Dans le flou de la situation et dans le doute, l'enfant fait des hypothèses explicatives.
Ces tentatives, plus ou moins largement empruntes de ses fantasmes le conduisent généralement à s'imaginer des choses plus inquiétantes que la réalité.
Un jeune enfant peut croire que c 'est parce qu'il n'a pas été sage ou qu'un jour il a souhaité sa mort, que son proche est tombé malade. Aussi, a-t-il besoin d'être rassuré, de s'entendre dire qu'il n'est pour rien dans ce qui arrive.

Il faut l'encourager à s'exprimer.
En établissant un climat de confiance et de communication ouverte, on donne à l'enfant la possibilité de poser les questions qu'il souhaite.
L'accompagner pas à pas, c'est s'ajuster à son rythme et en suivant le cheminement de ses questionnements sans les devancer, ni s'y dérober.
Même si l'adulte n'a pas les réponses à tout, il peut offrir un soutien, une réassurance et une sécurité.

Le jeune a besoin d'être reconnu comme un membre important et responsable de la famille :
Il doit pouvoir participer avec ses parents à ce temps où des questions autour du sens de la vie, de ce qu'ils représentent les uns pour les autres, se concentrent.
Fondamentalement, aucun soignant n'aime agir comme un robot.
Il peut parvenir à imposer une relation pleine par une parole vivante, la reconnaissance d'émotions, c'est à dire également une rencontre de sujet à sujet derrière son rôle.

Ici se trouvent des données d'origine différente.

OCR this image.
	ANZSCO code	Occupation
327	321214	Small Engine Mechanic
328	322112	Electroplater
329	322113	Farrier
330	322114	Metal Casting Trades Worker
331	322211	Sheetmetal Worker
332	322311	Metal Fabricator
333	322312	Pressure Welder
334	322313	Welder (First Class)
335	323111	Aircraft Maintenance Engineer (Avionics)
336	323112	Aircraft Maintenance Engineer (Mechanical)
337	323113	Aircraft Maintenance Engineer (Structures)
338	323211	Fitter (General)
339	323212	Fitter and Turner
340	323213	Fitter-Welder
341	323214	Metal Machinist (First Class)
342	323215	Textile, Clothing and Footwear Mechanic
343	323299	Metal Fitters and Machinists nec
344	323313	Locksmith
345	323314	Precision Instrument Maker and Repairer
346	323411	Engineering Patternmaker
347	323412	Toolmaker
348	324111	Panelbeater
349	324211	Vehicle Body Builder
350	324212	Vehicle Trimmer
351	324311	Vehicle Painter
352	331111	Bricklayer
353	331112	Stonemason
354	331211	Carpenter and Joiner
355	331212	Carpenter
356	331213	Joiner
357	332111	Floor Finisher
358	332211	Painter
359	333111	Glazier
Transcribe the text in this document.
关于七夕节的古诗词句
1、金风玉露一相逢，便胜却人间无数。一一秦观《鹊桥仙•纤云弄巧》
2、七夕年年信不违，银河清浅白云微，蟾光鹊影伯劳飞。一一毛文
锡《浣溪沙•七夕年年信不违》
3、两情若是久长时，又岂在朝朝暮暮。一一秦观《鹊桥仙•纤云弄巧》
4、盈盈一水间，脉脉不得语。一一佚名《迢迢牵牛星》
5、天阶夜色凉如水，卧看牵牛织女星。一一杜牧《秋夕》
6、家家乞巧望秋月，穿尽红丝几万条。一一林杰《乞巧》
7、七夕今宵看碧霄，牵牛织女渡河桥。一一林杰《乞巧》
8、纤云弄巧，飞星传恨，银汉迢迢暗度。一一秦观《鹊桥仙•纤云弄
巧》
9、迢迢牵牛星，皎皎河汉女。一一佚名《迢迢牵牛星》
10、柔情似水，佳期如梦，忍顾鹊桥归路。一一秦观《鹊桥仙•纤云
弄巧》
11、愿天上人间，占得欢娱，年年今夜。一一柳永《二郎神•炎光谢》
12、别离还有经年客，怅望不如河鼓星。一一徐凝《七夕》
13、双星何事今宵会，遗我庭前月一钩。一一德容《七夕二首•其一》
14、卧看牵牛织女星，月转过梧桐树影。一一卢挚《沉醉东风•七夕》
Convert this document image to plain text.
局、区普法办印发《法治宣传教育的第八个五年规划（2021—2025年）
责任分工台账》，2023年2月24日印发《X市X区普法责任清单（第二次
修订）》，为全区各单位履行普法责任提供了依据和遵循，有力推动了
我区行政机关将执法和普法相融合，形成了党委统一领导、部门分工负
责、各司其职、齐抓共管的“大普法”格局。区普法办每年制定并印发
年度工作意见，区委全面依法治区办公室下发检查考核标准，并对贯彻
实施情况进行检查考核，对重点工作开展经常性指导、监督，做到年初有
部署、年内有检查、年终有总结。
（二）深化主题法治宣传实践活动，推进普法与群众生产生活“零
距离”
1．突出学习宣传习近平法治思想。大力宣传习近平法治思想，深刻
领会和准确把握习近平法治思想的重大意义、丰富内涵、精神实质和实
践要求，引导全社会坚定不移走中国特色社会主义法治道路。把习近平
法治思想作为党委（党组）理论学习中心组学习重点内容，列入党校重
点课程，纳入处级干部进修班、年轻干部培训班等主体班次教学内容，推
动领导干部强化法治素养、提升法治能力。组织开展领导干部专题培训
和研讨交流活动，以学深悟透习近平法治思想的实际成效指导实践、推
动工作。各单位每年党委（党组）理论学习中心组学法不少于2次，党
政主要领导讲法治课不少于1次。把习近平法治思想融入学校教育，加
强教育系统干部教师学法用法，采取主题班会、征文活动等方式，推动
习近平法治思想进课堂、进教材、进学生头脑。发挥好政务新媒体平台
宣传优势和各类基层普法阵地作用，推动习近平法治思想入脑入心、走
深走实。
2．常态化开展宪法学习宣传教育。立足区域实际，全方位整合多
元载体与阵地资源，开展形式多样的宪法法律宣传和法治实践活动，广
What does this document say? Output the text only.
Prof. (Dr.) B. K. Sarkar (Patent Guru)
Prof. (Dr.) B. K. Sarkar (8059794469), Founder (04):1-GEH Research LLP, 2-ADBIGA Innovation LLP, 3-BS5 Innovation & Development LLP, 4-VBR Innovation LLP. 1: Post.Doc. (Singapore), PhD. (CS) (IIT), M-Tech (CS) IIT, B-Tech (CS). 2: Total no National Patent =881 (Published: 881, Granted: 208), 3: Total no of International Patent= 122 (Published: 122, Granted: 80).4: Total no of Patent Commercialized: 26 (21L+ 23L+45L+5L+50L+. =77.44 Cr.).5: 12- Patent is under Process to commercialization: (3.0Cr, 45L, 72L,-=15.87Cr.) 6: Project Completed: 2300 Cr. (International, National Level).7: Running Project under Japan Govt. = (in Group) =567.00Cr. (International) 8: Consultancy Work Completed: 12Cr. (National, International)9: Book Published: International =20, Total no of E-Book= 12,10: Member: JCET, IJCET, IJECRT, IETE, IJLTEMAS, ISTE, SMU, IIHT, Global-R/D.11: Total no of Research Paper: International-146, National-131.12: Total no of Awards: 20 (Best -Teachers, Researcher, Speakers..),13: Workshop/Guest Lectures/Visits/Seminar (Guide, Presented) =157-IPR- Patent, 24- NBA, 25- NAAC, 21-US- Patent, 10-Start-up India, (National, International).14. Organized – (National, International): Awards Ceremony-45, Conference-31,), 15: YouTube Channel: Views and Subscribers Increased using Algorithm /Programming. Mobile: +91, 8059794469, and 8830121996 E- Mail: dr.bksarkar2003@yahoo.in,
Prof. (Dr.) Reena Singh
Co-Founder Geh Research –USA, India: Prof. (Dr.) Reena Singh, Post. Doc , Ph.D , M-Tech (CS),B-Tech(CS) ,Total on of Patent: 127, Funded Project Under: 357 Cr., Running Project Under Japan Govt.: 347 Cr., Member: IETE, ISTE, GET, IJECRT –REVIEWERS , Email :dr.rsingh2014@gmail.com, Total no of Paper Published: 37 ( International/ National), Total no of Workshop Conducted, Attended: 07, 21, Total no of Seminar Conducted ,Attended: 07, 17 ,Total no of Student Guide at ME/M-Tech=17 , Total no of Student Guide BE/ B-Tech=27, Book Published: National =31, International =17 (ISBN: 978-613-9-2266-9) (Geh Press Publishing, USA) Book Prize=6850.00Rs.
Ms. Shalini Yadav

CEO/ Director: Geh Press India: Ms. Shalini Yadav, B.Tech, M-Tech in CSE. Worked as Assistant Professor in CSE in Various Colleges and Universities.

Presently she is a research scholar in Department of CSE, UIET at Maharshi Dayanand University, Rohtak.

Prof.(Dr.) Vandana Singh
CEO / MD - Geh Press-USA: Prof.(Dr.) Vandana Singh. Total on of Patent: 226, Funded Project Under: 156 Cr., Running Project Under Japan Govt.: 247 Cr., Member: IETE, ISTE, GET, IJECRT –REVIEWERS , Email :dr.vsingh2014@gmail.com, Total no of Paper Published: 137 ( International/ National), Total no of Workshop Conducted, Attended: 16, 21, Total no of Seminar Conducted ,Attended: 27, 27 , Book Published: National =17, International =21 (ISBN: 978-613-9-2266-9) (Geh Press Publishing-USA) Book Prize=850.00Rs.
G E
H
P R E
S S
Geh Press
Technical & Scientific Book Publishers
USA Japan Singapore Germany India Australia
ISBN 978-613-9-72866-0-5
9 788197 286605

La compétence ne perd pas en efficacité ni en autorité, si elle s'accompagne d'émotion et de désir.
Mais être aux côtés du patient, dévoué et humain dans la relation, n'implique pas forcément l'intime et le secret.
L'équipe soignante peut accompagner efficacement un malade sans chercher à tout connaître et à tout arranger. Des problèmes préexistent à la maladie.

Accompagner psychologiquement et humainement des familles n'est pas se mettre à leur place, mais "être avec", "être à côté", être capable d'une écoute.
Par cette écoute vivante et reconnaissante de l'autre, l'enfant est reconnu comme sujet, avec son vécu, ses désirs et son point de vu.
Ce geste de parole inscrit son vécu dans un lieu d'écoute, de partage et de sens, et rompt l'isolement qui exacerbe les émotions.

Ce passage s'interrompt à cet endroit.